Menurut Fitroh, permohonan peninjauan kembali merupakan hak hukum setiap terpidana, termasuk narapidana kasus korupsi. Oleh karena itu, KPK tidak memiliki dasar hukum untuk mengintervensi proses tersebut.
Ia menambahkan, KPK hanya bisa berharap agar putusan-putusan serupa di masa mendatang tetap mempertimbangkan rasa keadilan masyarakat, serta semangat pemberantasan korupsi yang menjadi aspirasi publik.
“Kami memahami bahwa dalam sistem hukum nasional, MA adalah institusi tertinggi yang berwenang memutus PK. Namun kami juga percaya masyarakat akan menilai sendiri dan terus mengawal agenda antikorupsi di negara ini,” tegas Fitroh.
Mahkamah Agung (MA) sebelumnya mengabulkan permohonan peninjauan kembali (PK) yang diajukan oleh mantan Ketua DPR RI, Setya Novanto, terkait kasus korupsi proyek pengadaan Kartu Tanda Penduduk elektronik (e-KTP). Dalam putusan itu, hukuman penjara Novanto dikurangi dari 15 tahun menjadi 12 tahun 6 bulan.
Putusan tersebut tertuang dalam dokumen nomor 32 PK/Pid.Sus/2020 yang dapat diakses melalui situs resmi MA, pada Rabu (2/7).
"Kabul," tulis putusan MA tersebut.
Majelis hakim menyatakan Setya Novanto terbukti melanggar Pasal 3 juncto Pasal 18 Undang-Undang Pemberantasan Tindak Pidana Korupsi (UU PTPK) juncto Pasal 55 Ayat (1) ke-1 KUHP.

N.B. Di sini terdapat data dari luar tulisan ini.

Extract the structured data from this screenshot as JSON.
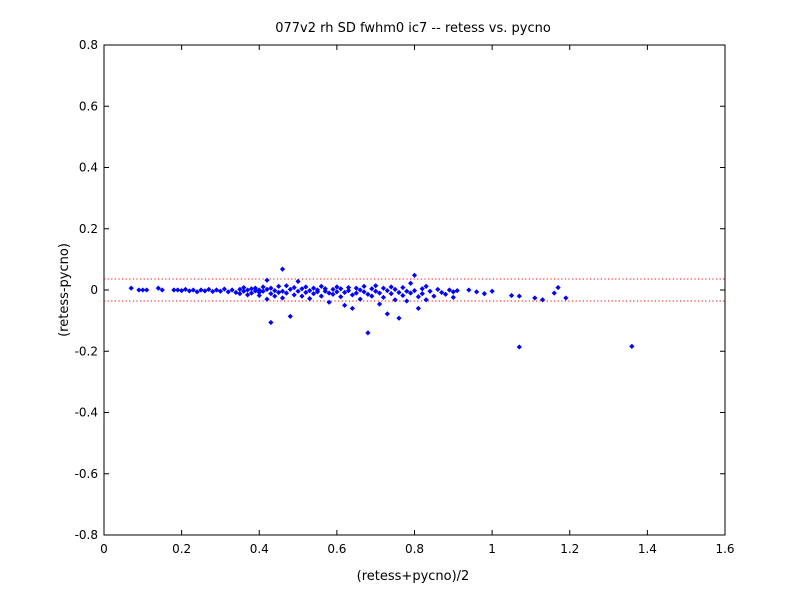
{
  "chart_data": {
    "type": "scatter",
    "title": "077v2 rh SD fwhm0 ic7 -- retess vs. pycno",
    "xlabel": "(retess+pycno)/2",
    "ylabel": "(retess-pycno)",
    "xlim": [
      0,
      1.6
    ],
    "ylim": [
      -0.8,
      0.8
    ],
    "x_ticks": [
      0,
      0.2,
      0.4,
      0.6,
      0.8,
      1,
      1.2,
      1.4,
      1.6
    ],
    "x_tick_labels": [
      "0",
      "0.2",
      "0.4",
      "0.6",
      "0.8",
      "1",
      "1.2",
      "1.4",
      "1.6"
    ],
    "y_ticks": [
      -0.8,
      -0.6,
      -0.4,
      -0.2,
      0,
      0.2,
      0.4,
      0.6,
      0.8
    ],
    "y_tick_labels": [
      "-0.8",
      "-0.6",
      "-0.4",
      "-0.2",
      "0",
      "0.2",
      "0.4",
      "0.6",
      "0.8"
    ],
    "grid": false,
    "legend": "none",
    "marker_color": "#0000ff",
    "limit_line_color": "#ff0000",
    "limit_lines": [
      0.036,
      -0.036
    ],
    "series": [
      {
        "points": [
          [
            0.07,
            0.006
          ],
          [
            0.09,
            0.0
          ],
          [
            0.1,
            0.0
          ],
          [
            0.11,
            0.0
          ],
          [
            0.14,
            0.006
          ],
          [
            0.15,
            0.0
          ],
          [
            0.18,
            0.0
          ],
          [
            0.19,
            0.0
          ],
          [
            0.2,
            -0.002
          ],
          [
            0.21,
            0.002
          ],
          [
            0.22,
            -0.003
          ],
          [
            0.23,
            0.0
          ],
          [
            0.24,
            -0.006
          ],
          [
            0.25,
            0.0
          ],
          [
            0.26,
            -0.003
          ],
          [
            0.27,
            0.002
          ],
          [
            0.28,
            -0.005
          ],
          [
            0.29,
            0.0
          ],
          [
            0.3,
            -0.004
          ],
          [
            0.31,
            0.003
          ],
          [
            0.32,
            -0.006
          ],
          [
            0.33,
            0.0
          ],
          [
            0.34,
            -0.008
          ],
          [
            0.35,
            0.002
          ],
          [
            0.35,
            -0.012
          ],
          [
            0.36,
            0.008
          ],
          [
            0.36,
            -0.004
          ],
          [
            0.37,
            0.0
          ],
          [
            0.37,
            -0.016
          ],
          [
            0.38,
            0.004
          ],
          [
            0.38,
            -0.01
          ],
          [
            0.39,
            -0.003
          ],
          [
            0.39,
            0.006
          ],
          [
            0.4,
            -0.008
          ],
          [
            0.4,
            0.0
          ],
          [
            0.4,
            -0.018
          ],
          [
            0.41,
            0.01
          ],
          [
            0.41,
            -0.004
          ],
          [
            0.42,
            -0.03
          ],
          [
            0.42,
            0.002
          ],
          [
            0.42,
            0.032
          ],
          [
            0.43,
            -0.106
          ],
          [
            0.43,
            -0.012
          ],
          [
            0.43,
            0.006
          ],
          [
            0.44,
            -0.002
          ],
          [
            0.44,
            -0.02
          ],
          [
            0.45,
            0.012
          ],
          [
            0.45,
            -0.008
          ],
          [
            0.46,
            0.068
          ],
          [
            0.46,
            -0.004
          ],
          [
            0.46,
            -0.026
          ],
          [
            0.47,
            0.014
          ],
          [
            0.47,
            -0.01
          ],
          [
            0.48,
            -0.086
          ],
          [
            0.48,
            0.002
          ],
          [
            0.49,
            -0.016
          ],
          [
            0.49,
            0.008
          ],
          [
            0.5,
            -0.004
          ],
          [
            0.5,
            0.028
          ],
          [
            0.51,
            -0.02
          ],
          [
            0.51,
            0.004
          ],
          [
            0.52,
            -0.008
          ],
          [
            0.52,
            0.01
          ],
          [
            0.53,
            -0.002
          ],
          [
            0.53,
            -0.028
          ],
          [
            0.54,
            0.006
          ],
          [
            0.54,
            -0.012
          ],
          [
            0.55,
            0.0
          ],
          [
            0.55,
            -0.006
          ],
          [
            0.56,
            0.012
          ],
          [
            0.56,
            -0.02
          ],
          [
            0.57,
            -0.004
          ],
          [
            0.57,
            0.004
          ],
          [
            0.58,
            -0.01
          ],
          [
            0.58,
            -0.04
          ],
          [
            0.59,
            0.002
          ],
          [
            0.59,
            -0.014
          ],
          [
            0.6,
            0.01
          ],
          [
            0.6,
            -0.006
          ],
          [
            0.61,
            -0.022
          ],
          [
            0.61,
            0.004
          ],
          [
            0.62,
            -0.008
          ],
          [
            0.62,
            -0.05
          ],
          [
            0.63,
            0.008
          ],
          [
            0.63,
            -0.002
          ],
          [
            0.64,
            -0.016
          ],
          [
            0.64,
            -0.06
          ],
          [
            0.65,
            0.006
          ],
          [
            0.65,
            -0.01
          ],
          [
            0.66,
            0.0
          ],
          [
            0.66,
            -0.03
          ],
          [
            0.67,
            0.012
          ],
          [
            0.67,
            -0.006
          ],
          [
            0.68,
            -0.14
          ],
          [
            0.68,
            -0.014
          ],
          [
            0.69,
            0.004
          ],
          [
            0.69,
            -0.02
          ],
          [
            0.7,
            -0.004
          ],
          [
            0.7,
            0.014
          ],
          [
            0.71,
            -0.046
          ],
          [
            0.71,
            -0.01
          ],
          [
            0.72,
            0.006
          ],
          [
            0.72,
            -0.024
          ],
          [
            0.73,
            -0.002
          ],
          [
            0.73,
            -0.078
          ],
          [
            0.74,
            0.01
          ],
          [
            0.74,
            -0.012
          ],
          [
            0.75,
            -0.032
          ],
          [
            0.75,
            0.002
          ],
          [
            0.76,
            -0.092
          ],
          [
            0.76,
            -0.008
          ],
          [
            0.77,
            0.008
          ],
          [
            0.77,
            -0.018
          ],
          [
            0.78,
            -0.004
          ],
          [
            0.78,
            -0.036
          ],
          [
            0.79,
            0.022
          ],
          [
            0.79,
            -0.01
          ],
          [
            0.8,
            0.048
          ],
          [
            0.8,
            -0.002
          ],
          [
            0.81,
            -0.022
          ],
          [
            0.81,
            -0.06
          ],
          [
            0.82,
            0.004
          ],
          [
            0.82,
            -0.012
          ],
          [
            0.83,
            -0.032
          ],
          [
            0.83,
            0.012
          ],
          [
            0.84,
            -0.004
          ],
          [
            0.85,
            -0.02
          ],
          [
            0.86,
            0.002
          ],
          [
            0.87,
            -0.008
          ],
          [
            0.88,
            -0.014
          ],
          [
            0.89,
            0.0
          ],
          [
            0.9,
            -0.006
          ],
          [
            0.9,
            -0.024
          ],
          [
            0.91,
            -0.002
          ],
          [
            0.94,
            0.0
          ],
          [
            0.96,
            -0.006
          ],
          [
            0.98,
            -0.012
          ],
          [
            1.0,
            -0.004
          ],
          [
            1.05,
            -0.018
          ],
          [
            1.07,
            -0.186
          ],
          [
            1.07,
            -0.02
          ],
          [
            1.11,
            -0.026
          ],
          [
            1.13,
            -0.032
          ],
          [
            1.16,
            -0.01
          ],
          [
            1.17,
            0.008
          ],
          [
            1.19,
            -0.026
          ],
          [
            1.36,
            -0.184
          ]
        ]
      }
    ]
  }
}
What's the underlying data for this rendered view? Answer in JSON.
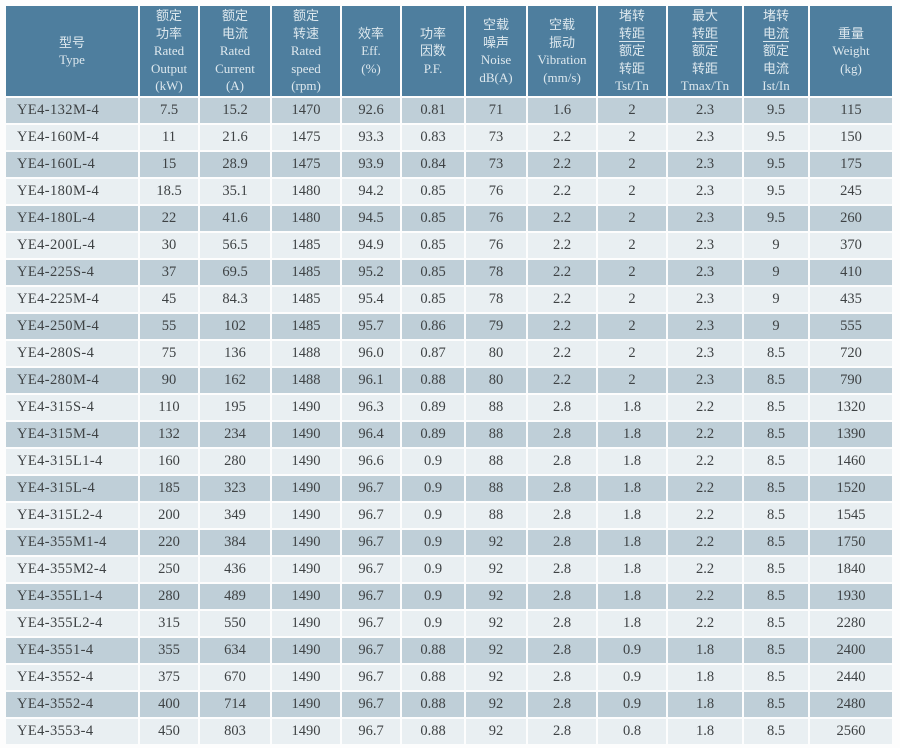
{
  "table": {
    "header_bg": "#4e7e9e",
    "header_text_color": "#dde8ee",
    "row_odd_bg": "#bfcfd8",
    "row_even_bg": "#e9eff2",
    "cell_text_color": "#3e4244",
    "columns": [
      {
        "id": "type",
        "lines": [
          "型号",
          "Type"
        ]
      },
      {
        "id": "rated-output",
        "lines": [
          "额定",
          "功率",
          "Rated",
          "Output",
          "(kW)"
        ]
      },
      {
        "id": "rated-current",
        "lines": [
          "额定",
          "电流",
          "Rated",
          "Current",
          "(A)"
        ]
      },
      {
        "id": "rated-speed",
        "lines": [
          "额定",
          "转速",
          "Rated",
          "speed",
          "(rpm)"
        ]
      },
      {
        "id": "efficiency",
        "lines": [
          "效率",
          "Eff.",
          "(%)"
        ]
      },
      {
        "id": "power-factor",
        "lines": [
          "功率",
          "因数",
          "P.F."
        ]
      },
      {
        "id": "noise",
        "lines": [
          "空载",
          "噪声",
          "Noise",
          "dB(A)"
        ]
      },
      {
        "id": "vibration",
        "lines": [
          "空载",
          "振动",
          "Vibration",
          "(mm/s)"
        ]
      },
      {
        "id": "tst-tn",
        "lines": [
          "堵转",
          "转距",
          "额定",
          "转距",
          "Tst/Tn"
        ],
        "underline_line": 1
      },
      {
        "id": "tmax-tn",
        "lines": [
          "最大",
          "转距",
          "额定",
          "转距",
          "Tmax/Tn"
        ],
        "underline_line": 1
      },
      {
        "id": "ist-in",
        "lines": [
          "堵转",
          "电流",
          "额定",
          "电流",
          "Ist/In"
        ],
        "underline_line": 1
      },
      {
        "id": "weight",
        "lines": [
          "重量",
          "Weight",
          "(kg)"
        ]
      }
    ],
    "rows": [
      [
        "YE4-132M-4",
        "7.5",
        "15.2",
        "1470",
        "92.6",
        "0.81",
        "71",
        "1.6",
        "2",
        "2.3",
        "9.5",
        "115"
      ],
      [
        "YE4-160M-4",
        "11",
        "21.6",
        "1475",
        "93.3",
        "0.83",
        "73",
        "2.2",
        "2",
        "2.3",
        "9.5",
        "150"
      ],
      [
        "YE4-160L-4",
        "15",
        "28.9",
        "1475",
        "93.9",
        "0.84",
        "73",
        "2.2",
        "2",
        "2.3",
        "9.5",
        "175"
      ],
      [
        "YE4-180M-4",
        "18.5",
        "35.1",
        "1480",
        "94.2",
        "0.85",
        "76",
        "2.2",
        "2",
        "2.3",
        "9.5",
        "245"
      ],
      [
        "YE4-180L-4",
        "22",
        "41.6",
        "1480",
        "94.5",
        "0.85",
        "76",
        "2.2",
        "2",
        "2.3",
        "9.5",
        "260"
      ],
      [
        "YE4-200L-4",
        "30",
        "56.5",
        "1485",
        "94.9",
        "0.85",
        "76",
        "2.2",
        "2",
        "2.3",
        "9",
        "370"
      ],
      [
        "YE4-225S-4",
        "37",
        "69.5",
        "1485",
        "95.2",
        "0.85",
        "78",
        "2.2",
        "2",
        "2.3",
        "9",
        "410"
      ],
      [
        "YE4-225M-4",
        "45",
        "84.3",
        "1485",
        "95.4",
        "0.85",
        "78",
        "2.2",
        "2",
        "2.3",
        "9",
        "435"
      ],
      [
        "YE4-250M-4",
        "55",
        "102",
        "1485",
        "95.7",
        "0.86",
        "79",
        "2.2",
        "2",
        "2.3",
        "9",
        "555"
      ],
      [
        "YE4-280S-4",
        "75",
        "136",
        "1488",
        "96.0",
        "0.87",
        "80",
        "2.2",
        "2",
        "2.3",
        "8.5",
        "720"
      ],
      [
        "YE4-280M-4",
        "90",
        "162",
        "1488",
        "96.1",
        "0.88",
        "80",
        "2.2",
        "2",
        "2.3",
        "8.5",
        "790"
      ],
      [
        "YE4-315S-4",
        "110",
        "195",
        "1490",
        "96.3",
        "0.89",
        "88",
        "2.8",
        "1.8",
        "2.2",
        "8.5",
        "1320"
      ],
      [
        "YE4-315M-4",
        "132",
        "234",
        "1490",
        "96.4",
        "0.89",
        "88",
        "2.8",
        "1.8",
        "2.2",
        "8.5",
        "1390"
      ],
      [
        "YE4-315L1-4",
        "160",
        "280",
        "1490",
        "96.6",
        "0.9",
        "88",
        "2.8",
        "1.8",
        "2.2",
        "8.5",
        "1460"
      ],
      [
        "YE4-315L-4",
        "185",
        "323",
        "1490",
        "96.7",
        "0.9",
        "88",
        "2.8",
        "1.8",
        "2.2",
        "8.5",
        "1520"
      ],
      [
        "YE4-315L2-4",
        "200",
        "349",
        "1490",
        "96.7",
        "0.9",
        "88",
        "2.8",
        "1.8",
        "2.2",
        "8.5",
        "1545"
      ],
      [
        "YE4-355M1-4",
        "220",
        "384",
        "1490",
        "96.7",
        "0.9",
        "92",
        "2.8",
        "1.8",
        "2.2",
        "8.5",
        "1750"
      ],
      [
        "YE4-355M2-4",
        "250",
        "436",
        "1490",
        "96.7",
        "0.9",
        "92",
        "2.8",
        "1.8",
        "2.2",
        "8.5",
        "1840"
      ],
      [
        "YE4-355L1-4",
        "280",
        "489",
        "1490",
        "96.7",
        "0.9",
        "92",
        "2.8",
        "1.8",
        "2.2",
        "8.5",
        "1930"
      ],
      [
        "YE4-355L2-4",
        "315",
        "550",
        "1490",
        "96.7",
        "0.9",
        "92",
        "2.8",
        "1.8",
        "2.2",
        "8.5",
        "2280"
      ],
      [
        "YE4-3551-4",
        "355",
        "634",
        "1490",
        "96.7",
        "0.88",
        "92",
        "2.8",
        "0.9",
        "1.8",
        "8.5",
        "2400"
      ],
      [
        "YE4-3552-4",
        "375",
        "670",
        "1490",
        "96.7",
        "0.88",
        "92",
        "2.8",
        "0.9",
        "1.8",
        "8.5",
        "2440"
      ],
      [
        "YE4-3552-4",
        "400",
        "714",
        "1490",
        "96.7",
        "0.88",
        "92",
        "2.8",
        "0.9",
        "1.8",
        "8.5",
        "2480"
      ],
      [
        "YE4-3553-4",
        "450",
        "803",
        "1490",
        "96.7",
        "0.88",
        "92",
        "2.8",
        "0.8",
        "1.8",
        "8.5",
        "2560"
      ]
    ]
  }
}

Selain pidana pokok, MA juga menjatuhkan hukuman denda sebesar Rp 500 juta dengan subsider 6 bulan kurungan. Tak hanya itu, Setya Novanto diwajibkan membayar uang pengganti (UP) sebesar USD 7,3 juta. Dari jumlah tersebut, dikompensasi sebesar Rp 5 miliar yang telah dititipkan ke penyidik Komisi Pemberantasan Korupsi (KPK).
“Sisa uang pengganti sebesar Rp 49.052.289.803 dijatuhkan dengan pidana subsider 2 tahun penjara,” demikian bunyi dalam amar putusan.
Sebagai pidana tambahan, Setya Novanto juga dijatuhi hukuman pencabutan hak politik, yakni larangan menduduki jabatan publik selama 2 tahun 6 bulan setelah masa pemidanaan berakhir.
Putusan tersebut diketok oleh majelis hakim yang terdiri dari Ketua Majelis Hakim Agung Surya Jaya, serta dua anggota hakim yakni Sinintha Yuliansih Sibarani dan Sigid Triyono, pada 4 Juni 2025.
Kasus korupsi e-KTP yang menjerat Setya Novanto sempat menjadi salah satu perkara besar yang menyita perhatian publik, karena melibatkan kerugian negara hingga Rp 2,3 triliun dan menyeret sejumlah pejabat tinggi lainnya.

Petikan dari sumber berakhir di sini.